The bioaccessibility of silicic acid, zirconium salt, cadmium pigment-encapsulated has been investigated experimentally in vitro by simulating dissolution under physiological conditions considered to mimic the most relevant exposure routes (oral, dermal and inhalation), as follows:

- Gamble’s solution (GMB, pH 7.4) which mimics the interstitial fluid within the deep lung under normal health conditions,

- Phosphate-buffered saline (PBS, pH 7.2), which is a standard physiological solution that mimics the ionic strength of human blood serum,

- Artificial sweat (ASW, pH 6.5) which simulates the hypoosmolar fluid, linked to hyponatraemia (loss of Na+ from blood), which is excreted from the body upon sweating,

- Artificial lysosomal fluid (ALF, pH 4.5), which simulates intracellular conditions in lung cells occurring in conjunction with phagocytosis and represents relatively harsh conditions and

- Artificial gastric fluid (GST, pH 1.5), which mimics the very harsh digestion milieu of high acidity in the stomach.

 

Under the conditions of this test (flasks with different artificial physiological media; loadings of 50 mg silicic acid, zirconium salt, cadmium pigment-encapsulated/ 500 mL, 37 °C, sampling after 2h and 24h), the concentrations of dissolved cadmium, selenium and zirconium were as follows: In five different artificial physiological media dissolved cadmium concentrations were between 0.001 and 0.13 %, dissolved selenium concentrations were between 0.01 and 0.05 % and dissolved zirconium concentrations were between 0.001 and 0.003 %, based on contained elements.

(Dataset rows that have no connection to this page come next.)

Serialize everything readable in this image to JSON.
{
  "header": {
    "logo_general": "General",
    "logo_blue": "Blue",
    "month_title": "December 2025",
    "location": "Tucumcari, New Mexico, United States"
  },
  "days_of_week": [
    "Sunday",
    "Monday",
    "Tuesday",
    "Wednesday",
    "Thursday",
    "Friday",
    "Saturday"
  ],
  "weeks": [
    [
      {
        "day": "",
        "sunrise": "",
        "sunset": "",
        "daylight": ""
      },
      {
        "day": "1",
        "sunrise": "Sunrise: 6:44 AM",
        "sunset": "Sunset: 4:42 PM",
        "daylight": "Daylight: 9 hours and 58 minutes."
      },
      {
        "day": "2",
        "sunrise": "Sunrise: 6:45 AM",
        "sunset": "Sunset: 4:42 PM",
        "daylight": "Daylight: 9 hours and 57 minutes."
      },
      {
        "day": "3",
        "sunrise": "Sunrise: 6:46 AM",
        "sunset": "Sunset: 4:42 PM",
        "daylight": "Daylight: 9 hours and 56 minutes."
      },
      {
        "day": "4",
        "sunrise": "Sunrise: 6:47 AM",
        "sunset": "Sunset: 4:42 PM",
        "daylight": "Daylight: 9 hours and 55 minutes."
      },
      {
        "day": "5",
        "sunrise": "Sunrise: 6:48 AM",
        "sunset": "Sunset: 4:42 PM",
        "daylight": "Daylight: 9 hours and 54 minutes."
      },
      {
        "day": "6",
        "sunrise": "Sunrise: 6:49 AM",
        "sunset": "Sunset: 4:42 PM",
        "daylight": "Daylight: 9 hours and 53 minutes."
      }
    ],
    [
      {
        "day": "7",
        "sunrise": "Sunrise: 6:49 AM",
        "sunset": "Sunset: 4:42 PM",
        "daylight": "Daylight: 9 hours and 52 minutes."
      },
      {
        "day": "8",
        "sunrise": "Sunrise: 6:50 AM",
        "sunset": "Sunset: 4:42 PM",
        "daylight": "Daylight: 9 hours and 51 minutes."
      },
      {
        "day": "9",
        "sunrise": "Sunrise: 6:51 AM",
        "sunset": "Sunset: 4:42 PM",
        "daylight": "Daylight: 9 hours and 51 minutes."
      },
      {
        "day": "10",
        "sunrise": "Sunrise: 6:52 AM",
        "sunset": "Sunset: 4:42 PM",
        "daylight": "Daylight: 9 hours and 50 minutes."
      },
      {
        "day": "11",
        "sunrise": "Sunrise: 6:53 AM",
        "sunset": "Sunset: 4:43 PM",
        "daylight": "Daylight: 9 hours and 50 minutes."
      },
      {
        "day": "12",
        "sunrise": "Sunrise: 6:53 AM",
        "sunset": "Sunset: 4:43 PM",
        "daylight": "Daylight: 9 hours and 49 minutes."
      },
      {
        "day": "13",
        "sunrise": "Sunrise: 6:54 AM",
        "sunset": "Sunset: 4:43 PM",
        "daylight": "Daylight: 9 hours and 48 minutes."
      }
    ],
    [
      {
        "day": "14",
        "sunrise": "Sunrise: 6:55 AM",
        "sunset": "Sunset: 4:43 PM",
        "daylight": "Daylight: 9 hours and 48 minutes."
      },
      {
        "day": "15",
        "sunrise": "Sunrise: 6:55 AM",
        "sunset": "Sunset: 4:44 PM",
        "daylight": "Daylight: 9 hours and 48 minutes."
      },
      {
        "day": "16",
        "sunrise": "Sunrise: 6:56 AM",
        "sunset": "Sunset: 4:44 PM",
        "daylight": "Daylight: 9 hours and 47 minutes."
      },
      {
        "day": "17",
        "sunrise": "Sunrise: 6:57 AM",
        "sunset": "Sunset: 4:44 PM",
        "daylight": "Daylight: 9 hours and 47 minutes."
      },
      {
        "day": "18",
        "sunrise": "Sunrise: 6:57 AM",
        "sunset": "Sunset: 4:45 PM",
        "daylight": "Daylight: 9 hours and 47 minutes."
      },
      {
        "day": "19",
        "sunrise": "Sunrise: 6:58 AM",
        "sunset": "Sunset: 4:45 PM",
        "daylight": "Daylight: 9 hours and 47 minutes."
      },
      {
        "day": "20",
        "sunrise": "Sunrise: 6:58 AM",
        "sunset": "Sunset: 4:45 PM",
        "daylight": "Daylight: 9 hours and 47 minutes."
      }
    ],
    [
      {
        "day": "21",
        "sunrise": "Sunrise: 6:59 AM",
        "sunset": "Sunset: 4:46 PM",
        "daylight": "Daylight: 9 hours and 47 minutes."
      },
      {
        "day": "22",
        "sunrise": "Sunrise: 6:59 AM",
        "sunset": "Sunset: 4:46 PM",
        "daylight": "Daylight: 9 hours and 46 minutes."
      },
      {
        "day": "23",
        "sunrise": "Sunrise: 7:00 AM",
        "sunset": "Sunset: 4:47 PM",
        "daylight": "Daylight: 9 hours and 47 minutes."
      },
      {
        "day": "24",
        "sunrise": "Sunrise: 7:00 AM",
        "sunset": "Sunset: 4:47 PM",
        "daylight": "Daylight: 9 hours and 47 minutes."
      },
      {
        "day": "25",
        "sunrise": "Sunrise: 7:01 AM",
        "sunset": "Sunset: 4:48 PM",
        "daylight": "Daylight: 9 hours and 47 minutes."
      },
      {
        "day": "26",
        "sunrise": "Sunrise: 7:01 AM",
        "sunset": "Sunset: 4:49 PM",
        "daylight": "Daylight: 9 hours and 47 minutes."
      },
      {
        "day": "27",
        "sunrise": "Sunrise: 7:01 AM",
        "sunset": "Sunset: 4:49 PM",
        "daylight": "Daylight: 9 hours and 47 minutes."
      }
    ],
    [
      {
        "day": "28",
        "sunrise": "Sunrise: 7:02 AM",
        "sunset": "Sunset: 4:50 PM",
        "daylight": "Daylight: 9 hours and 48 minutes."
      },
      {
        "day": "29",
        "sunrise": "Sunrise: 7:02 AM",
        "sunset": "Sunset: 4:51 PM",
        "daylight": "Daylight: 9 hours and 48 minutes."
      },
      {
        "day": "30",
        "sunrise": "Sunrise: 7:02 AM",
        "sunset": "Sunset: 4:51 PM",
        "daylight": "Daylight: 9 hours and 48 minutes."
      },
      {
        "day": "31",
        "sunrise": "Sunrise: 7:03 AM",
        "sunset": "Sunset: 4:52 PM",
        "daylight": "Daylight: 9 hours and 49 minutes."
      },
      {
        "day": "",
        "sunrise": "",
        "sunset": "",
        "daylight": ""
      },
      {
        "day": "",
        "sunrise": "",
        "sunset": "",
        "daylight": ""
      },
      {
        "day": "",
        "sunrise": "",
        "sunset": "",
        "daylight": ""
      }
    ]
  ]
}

Therefore, Silicic acid, zirconium salt, cadmium pigment-encapsulated may reasonably be considered not bioaccessible.

Description of key information

The in-vitro and in-vivo experiments described above are in very good agreement with regards to the negligible level of bioavailability of the elements Zr, Cd and Se contained in the pigment.
(1) The bioaccessibility of Zirconium zircon with encapsulated cadmium selenium sulphide has been investigated experimentally in vitro by simulating dissolution under physiological conditions considered to mimic the most relevant exposure routes (oral, dermal and inhalation). Dissolved Cd, Zr and Se concentrations were below 6.13 µg/L, 1.25 µg/L and 0.82 µg/L, respectively, even at the highest loading of 0.1 g/L, representing a solubility of 0.006 %, 0.001 % and 0.0008 %, respectively. Therefore, Zirconium zircon with encapsulated cadmium selenium sulphide may reasonably be considered not bioaccessible.
(2) In a 28-day oral toxicity study with 1,000 mg/kg pigment the uptake of cadmium, zirconium, and selenium during a 24 hour urine and plasma sampling period was demonstrated to be negligible considering that <<0.05% of the dose was excreted via urine for all three metals, mirrored by either minimal or no increases in blood plasma concentrations. This supports the assumption that all three elements are not biologically available upon ingestion of the pigment Zirconium zircon with encapsulated cadmium selenium sulphide.
(3) In a bioavailability study, a relative bioavailabilities of 0.032% or 0.033% (males or females) were calculated for cadmium within the test item Zirconium zircon with encapsulated cadmium selenium sulphide administered orally compared to intravenous administration of the reference item cadmium chloride.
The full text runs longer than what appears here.